Q2 Holdings (QTWO) sells cloud-based virtual banking software to regional and community financial institutions. We have an earnings date out (Feb. 13) and based on reported bank earnings so far it appears that Q2’s target market is seeing better net interest margins, which should be a tailwind for Q2’s business. Last week I stated that analysts see Q2 delivering revenue growth of 24% in 2018 and 27% in 2019, but I mistakenly said that expected EPS of $0.11 in 2018 should jump to $0.28 in 2019. Those numbers were outdated (or changed dramatically in the last week, which I think I would have noticed). The current consensus estimate is for EPS of $0.14 in 2018 and $0.13 in 2019. That lack of expected earnings growth in the current year is one potential headwind for the stock. If Q2 can show margin improvement/leverage in the business then the stock should do very well. Still, at its current price I think it’s a reasonable value. This week’s solid bank earnings reports could be the catalyst to push Q2 through the 55 level that would signal higher prices in the near term.
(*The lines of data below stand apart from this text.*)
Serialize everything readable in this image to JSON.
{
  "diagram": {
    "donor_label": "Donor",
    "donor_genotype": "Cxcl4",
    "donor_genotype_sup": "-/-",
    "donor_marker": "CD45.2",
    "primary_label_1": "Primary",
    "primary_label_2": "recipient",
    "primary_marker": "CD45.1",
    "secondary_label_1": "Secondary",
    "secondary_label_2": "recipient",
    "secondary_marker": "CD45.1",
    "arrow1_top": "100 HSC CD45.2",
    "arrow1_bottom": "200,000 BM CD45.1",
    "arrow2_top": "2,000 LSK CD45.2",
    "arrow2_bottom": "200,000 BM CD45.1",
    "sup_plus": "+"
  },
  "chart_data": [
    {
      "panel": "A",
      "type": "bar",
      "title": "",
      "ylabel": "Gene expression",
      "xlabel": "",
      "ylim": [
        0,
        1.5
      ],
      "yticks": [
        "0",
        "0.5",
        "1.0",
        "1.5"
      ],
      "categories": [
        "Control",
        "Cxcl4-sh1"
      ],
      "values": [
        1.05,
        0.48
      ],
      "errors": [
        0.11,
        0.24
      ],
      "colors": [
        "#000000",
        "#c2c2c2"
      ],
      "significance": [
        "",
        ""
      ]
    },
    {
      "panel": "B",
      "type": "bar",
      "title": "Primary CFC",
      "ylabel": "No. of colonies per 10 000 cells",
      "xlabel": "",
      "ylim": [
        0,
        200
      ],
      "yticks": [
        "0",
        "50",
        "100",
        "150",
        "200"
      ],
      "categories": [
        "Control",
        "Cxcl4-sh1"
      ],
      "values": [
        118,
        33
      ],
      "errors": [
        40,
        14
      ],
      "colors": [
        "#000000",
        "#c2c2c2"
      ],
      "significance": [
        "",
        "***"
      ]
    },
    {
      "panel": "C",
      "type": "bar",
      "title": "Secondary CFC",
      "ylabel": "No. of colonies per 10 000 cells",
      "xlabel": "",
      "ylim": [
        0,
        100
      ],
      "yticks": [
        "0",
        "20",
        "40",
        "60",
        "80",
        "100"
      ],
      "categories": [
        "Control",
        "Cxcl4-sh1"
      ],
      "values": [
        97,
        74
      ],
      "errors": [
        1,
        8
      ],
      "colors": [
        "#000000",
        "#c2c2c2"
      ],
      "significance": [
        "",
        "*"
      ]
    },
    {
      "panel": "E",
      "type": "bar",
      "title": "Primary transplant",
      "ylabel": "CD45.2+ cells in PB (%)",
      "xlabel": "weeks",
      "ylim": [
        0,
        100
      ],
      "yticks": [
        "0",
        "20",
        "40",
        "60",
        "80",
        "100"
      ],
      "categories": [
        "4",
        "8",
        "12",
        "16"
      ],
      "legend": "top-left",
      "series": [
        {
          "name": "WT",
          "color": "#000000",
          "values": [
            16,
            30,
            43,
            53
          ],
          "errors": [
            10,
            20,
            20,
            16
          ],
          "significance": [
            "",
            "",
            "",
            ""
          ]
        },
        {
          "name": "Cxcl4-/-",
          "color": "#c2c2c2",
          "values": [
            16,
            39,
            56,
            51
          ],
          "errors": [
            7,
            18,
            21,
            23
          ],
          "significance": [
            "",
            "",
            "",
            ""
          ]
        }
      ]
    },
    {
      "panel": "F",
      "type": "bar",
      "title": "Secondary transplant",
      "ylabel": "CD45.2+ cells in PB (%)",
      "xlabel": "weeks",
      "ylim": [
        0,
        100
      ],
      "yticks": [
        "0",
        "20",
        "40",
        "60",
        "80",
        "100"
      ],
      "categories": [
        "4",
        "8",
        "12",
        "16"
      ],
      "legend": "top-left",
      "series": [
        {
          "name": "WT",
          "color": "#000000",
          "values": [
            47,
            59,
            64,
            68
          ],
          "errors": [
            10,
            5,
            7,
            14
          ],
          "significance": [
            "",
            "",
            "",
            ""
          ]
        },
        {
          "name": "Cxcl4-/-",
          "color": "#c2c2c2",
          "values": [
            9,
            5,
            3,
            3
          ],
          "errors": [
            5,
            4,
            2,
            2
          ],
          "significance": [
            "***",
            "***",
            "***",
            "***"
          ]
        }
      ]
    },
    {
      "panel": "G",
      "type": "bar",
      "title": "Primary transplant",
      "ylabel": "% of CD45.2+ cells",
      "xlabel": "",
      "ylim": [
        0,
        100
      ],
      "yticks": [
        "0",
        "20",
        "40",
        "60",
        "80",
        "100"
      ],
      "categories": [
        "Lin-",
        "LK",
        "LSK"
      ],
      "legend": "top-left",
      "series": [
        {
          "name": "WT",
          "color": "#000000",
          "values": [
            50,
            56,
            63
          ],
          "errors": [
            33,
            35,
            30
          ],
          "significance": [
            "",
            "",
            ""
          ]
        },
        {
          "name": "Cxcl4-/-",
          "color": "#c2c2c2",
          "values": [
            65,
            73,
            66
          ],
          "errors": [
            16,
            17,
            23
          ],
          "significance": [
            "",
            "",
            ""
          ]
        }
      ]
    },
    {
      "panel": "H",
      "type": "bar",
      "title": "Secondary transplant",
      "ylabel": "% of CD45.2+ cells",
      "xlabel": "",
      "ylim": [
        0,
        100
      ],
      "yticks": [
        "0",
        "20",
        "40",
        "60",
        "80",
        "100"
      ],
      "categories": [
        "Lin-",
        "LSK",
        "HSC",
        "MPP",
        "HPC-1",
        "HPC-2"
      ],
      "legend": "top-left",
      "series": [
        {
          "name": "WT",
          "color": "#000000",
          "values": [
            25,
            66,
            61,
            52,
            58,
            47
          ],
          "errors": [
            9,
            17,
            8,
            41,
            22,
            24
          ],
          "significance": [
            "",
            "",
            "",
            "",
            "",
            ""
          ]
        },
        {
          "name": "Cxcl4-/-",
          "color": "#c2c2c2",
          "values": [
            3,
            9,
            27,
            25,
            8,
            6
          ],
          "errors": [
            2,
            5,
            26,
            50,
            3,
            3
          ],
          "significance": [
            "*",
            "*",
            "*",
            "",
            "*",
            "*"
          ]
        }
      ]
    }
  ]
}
BUY.
Announced Earnings Date: Wednesday, Feb. 13. Conference call: 8:30 AM EST Thursday, Feb. 14

Rapid7 (RPD) is one of the most compelling names in small-cap security software since it has evolved from a provider of vulnerability management (VM), a good, but somewhat limited market, into a provider of a broader portfolio of security operations management (sec ops) solutions, including VM, security incident and event management (SIEM), IT Ops, and incident detection and response. That pushes its addressable market up to around $7 billion. And with Rapid7’s transition to a cloud-based/subscription model largely behind it, which should grease the wheels to make it easier to land new clients and upsell to existing ones, the future looks bright. Look for growth in recurring revenue to bring big investors to the stock, but also for near-term concerns around cash flow (due to the transition to subscription and higher spending) to keep Rapid7’s stock from achieving its full potential right away. In my mind, this all makes it a good long-term buy-and-hold position. More analysts are starting to agree with that position. BTIG upgraded to buy this week. BUY.
Announced Earnings Date: Thursday, Feb. 7. Conference call to follow at 4:30 PM EST

Repligen (RGEN) presented at the J.P. Morgan Healthcare conference last week and I updated you on news from that event, so there’s nothing new to say this week. That is, other than that shares were up 3% this week, and by adding the second half of our position on December 31 (the stock’s up 9% since) we’re now almost back to break-even on our position (RGEN is still 20% off its high). Repligen is also back to where it was just before it broke out at the end of October. It looks like a particularly compelling buy when you look at the one-year chart and factor in that the decline in December likely had nothing whatsoever to do with the fundamentals!

rgen

To refresh your memory, Repligen is a pure-play supplier of bioprocessing technologies that make it more efficient to manufacture biologic drugs. At the recent conference management said momentum continues and that it’s on track to meet its long-term revenue goal of $400 million to $500 million by 2023, implying 10% to 15% annual revenue growth (organic). Repligen’s acquisition of Spectrum is tracking as expected and is on target to achieve $15 million to $20 million in synergies (60% from cross-selling) by 2020 (with roughly $3 million achieved through the first nine months of 2018). Management is also planning on expanding its product portfolio (it has a history of innovation in specialty markets), beefing up its IP portfolio and integrating global operations to drive efficiencies. It also has around $190 million in cash so has capital to keep the M&A engine purring. I like this story a lot. BUY.